Jaaxy color codes the results in green, yellow or red (like traffic lights) to help you see if it is worth it to try to rank for that keyword. You also get added features like Site Rank, where you can check where your posts are in search results.
As well, you can analyze your competition by seeing what keywords their blog posts rank for. All in all, Jaaxy is a very helpful tool.
Google Adwords – This is a free tool from Google Adwords called the Google Keyword Planner. You do not have to pay for ads to use it, but you must have a Google account, like Gmail, to log in with it. Read my related post (below) for instructions on how to get set up and how to use it.

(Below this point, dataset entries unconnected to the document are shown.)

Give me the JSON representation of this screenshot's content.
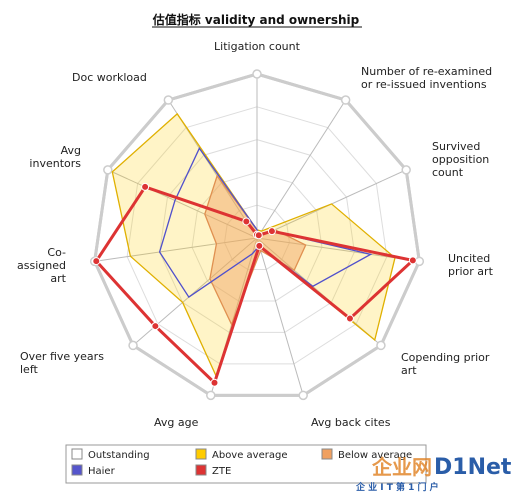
{
  "chart_data": {
    "type": "radar",
    "title": "估值指标 validity and ownership",
    "axes": [
      "Litigation count",
      "Number of re-examined|or re-issued inventions",
      "Survived|opposition|count",
      "Uncited|prior art",
      "Copending prior|art",
      "Avg back cites",
      "Avg age",
      "Over five years|left",
      "Co-|assigned|art",
      "Avg|inventors",
      "Doc workload"
    ],
    "rmax": 1.0,
    "grid_levels": 5,
    "series": [
      {
        "name": "Outstanding",
        "color": "#ffffff",
        "stroke": "#cccccc",
        "fill_opacity": 0,
        "values": [
          1.0,
          1.0,
          1.0,
          1.0,
          1.0,
          1.0,
          1.0,
          1.0,
          1.0,
          1.0,
          1.0
        ]
      },
      {
        "name": "Above average",
        "color": "#ffcc00",
        "stroke": "#e0b000",
        "fill_opacity": 0.22,
        "values": [
          0.05,
          0.05,
          0.5,
          0.85,
          0.95,
          0.05,
          0.88,
          0.6,
          0.78,
          0.97,
          0.9
        ]
      },
      {
        "name": "Below average",
        "color": "#f0a060",
        "stroke": "#e09050",
        "fill_opacity": 0.45,
        "values": [
          0.05,
          0.03,
          0.12,
          0.3,
          0.3,
          0.08,
          0.55,
          0.38,
          0.25,
          0.35,
          0.45
        ]
      },
      {
        "name": "Haier",
        "color": "#5555cc",
        "stroke": "#5050cc",
        "fill_opacity": 0,
        "values": [
          0.05,
          0.03,
          0.1,
          0.7,
          0.45,
          0.05,
          0.1,
          0.55,
          0.6,
          0.55,
          0.65
        ]
      },
      {
        "name": "ZTE",
        "color": "#dd3333",
        "stroke": "#dd3333",
        "fill_opacity": 0,
        "values": [
          0.02,
          0.02,
          0.1,
          0.96,
          0.75,
          0.05,
          0.92,
          0.82,
          0.99,
          0.75,
          0.12
        ]
      }
    ]
  },
  "watermark": {
    "main": "企业网",
    "brand": "D1Net",
    "sub": "企 业 I T 第 1 门 户"
  }
}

Related Post: Google Keyword Planner: A Free Keyword Tool
Wordstream has a 10 keyword search trial and then you can search once a day after that.
There is also Wordtracker, which has a 7 day trial and is $27/ month after.
Be aware that some keyword tools become popular and then limit your use. I just lost a Chrome browser extension that went from free to paid about three weeks after I added it. #bummer
You want traffic, but not too much that you are competing with everyone. And you want some competition which shows that there are people searching for those keywords.
Ideally, you want a nice mix of evergreen content, well placed keywords, and correct SEO practices.